Ce bain de foule lui permet de tester sa popularité: partout, les gens l’acclament sur son passage, on se bouscule pour tenter de toucher le Saint Homme. On raconte même que dans la foule, certaines femmes s’évanouissent devant la beauté envoûtante de Jean VIII… Alors que la fête bat son plein, un événement inattendu se produit: le Pape semble pris d’un malaise. Il se tord de douleur, tombe de sa mule et se retrouve étalé sur les pavés de Rome. Le dos contre le sol, il se tient le ventre à deux mains et pousse d’horribles cris de douleur. On accourt auprès de lui. Très vite, sous les yeux ébahis de la foule, sort de son bas-ventre un nouveau-né… Croyez-moi ou pas, mais le Pape Jean VIII vient à l’instant de donner naissance à un enfant!
Horrifiés, tout le monde se rend alors à l’évidence: le Pape Jean est une papesse. Après quelques secondes de flottement, la foule crie au sacrilège et se rue sur l’imposteur pour le mettre à mort. Mais on n’aura même pas à se donner cette peine: mère et enfant gisent déjà, morts, étendus sur le pavé. Victime de la colère divine? Sans aucun doute…
Telle est l’histoire de la Papesse Jeanne.
Le clergé ne sort pas indemne de cette mésaventure. Traumatisé par la supercherie, et pour éviter qu’un tel sacrilège ne se reproduise (une femme à la tête de la Chrétienté? Quelle horreur!), on décide alors de vérifier la « virilité » de tout Pape fraîchement élu… en lui tâtant les parties intimes.
C’est une jolie histoire, non? Et vous pourrez en vérifier la véracité en la retrouvant dans ses moindres détails dans beaucoup de livres écrits par des historiens sérieux… Pétrarque et Boccace en tête! Pourtant, cher lecteur, il est temps pour moi de vous faire une révélation fracassante: la papesse Jeanne n’a jamais existé. Rien, absolument rien, ne peut nous laisser penser que le Pape Jean VIII n’était pas un homme.

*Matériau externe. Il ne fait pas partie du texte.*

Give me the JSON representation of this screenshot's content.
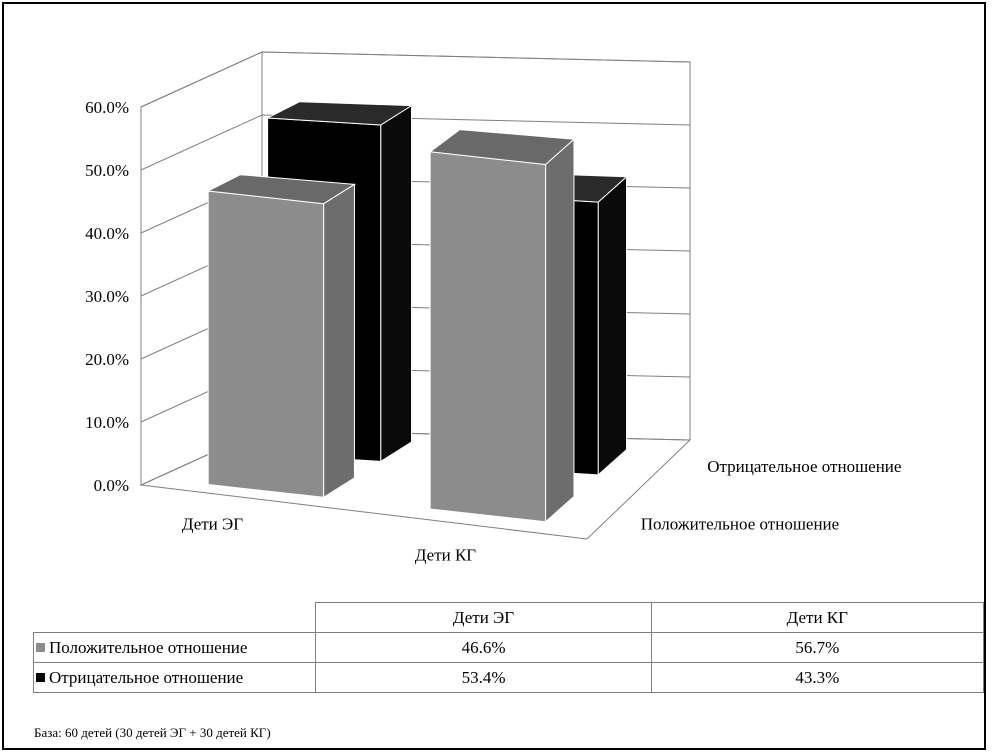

Cette « légende » vient probablement de la faiblesse qu’eut le Pape Jean VIII face au chef d’État byzantin Photius. De ce manque de courage politique, des critiques fusent de toute part: « Mais quelle gonzesse, ce Pape! », « Ce n’est pas un Pape, c’est une papesse! »
Une papesse? Une papesse.
Ce trait d’humour est pris au pied de de la lettre par des écrivains en manque de notoriété. Ce n’est qu’au XIIIe siècle (soit plus de 400 ans après les faits!) que la légende de la Papesse Jeanne est écrite. Tout bon conteur le sait, le diable se niche dans les détails: pour rendre une histoire crédible, il faut qu’elle soit truffée de faits précis, fussent-ils totalement inventés.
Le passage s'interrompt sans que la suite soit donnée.